March 13th, 2011 at 4:04 pm ET

From today’s NYT:

Headlights in the distance from an approaching car and behind it another, and another, and another. A caravan of four luxury sedans fast approaching on a road rarely traveled at night.

Was it a large family? Bandits? Drug traffickers? Suddenly the officers faced a choice: Do we stop them and risk a shootout, or live with the mystery?

“They would have been able to shoot quicker,” Officer Lorenzo López said later, after letting the caravan pass. “By the time we would have realized it, we would have already been flying to heaven as little angels.”
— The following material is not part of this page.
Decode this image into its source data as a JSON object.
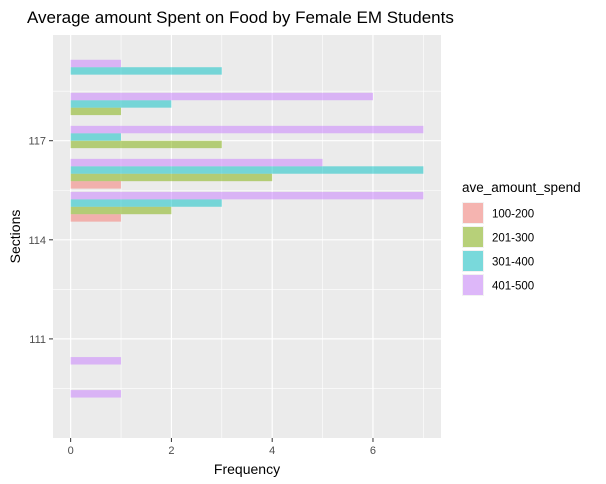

It seems likely from the context that Officer López was speaking in Spanish, which was translated into English by either the reporter or the Times. And in doing so, the Times used one of my most unfavorite grammatical constructions: the modal auxiliary (“by the time we would have realized“) rather than the past perfect subjunctive (“by the time we had realized”) as the antecedent of a counterfactual conditional. By educated speakers of English this construction is either unacceptable or strongly idiomatically disfavored (warning: more detail at that link than you probably wanted), depending on your point of view, and in any case I detest it and I find it jarring to see it in the Times. In colloquial speech, yeah; in the mouths of Snooki and the Situation, sure; maybe even in informal blogging, sure. But to see it in print is a horror.

In ten or twenty years, the yobs will have won, and by then I’ll be a “get off my lawn!” old man anyway, but for now, we absolutely must fight the spread of this indignity. Who’s with me??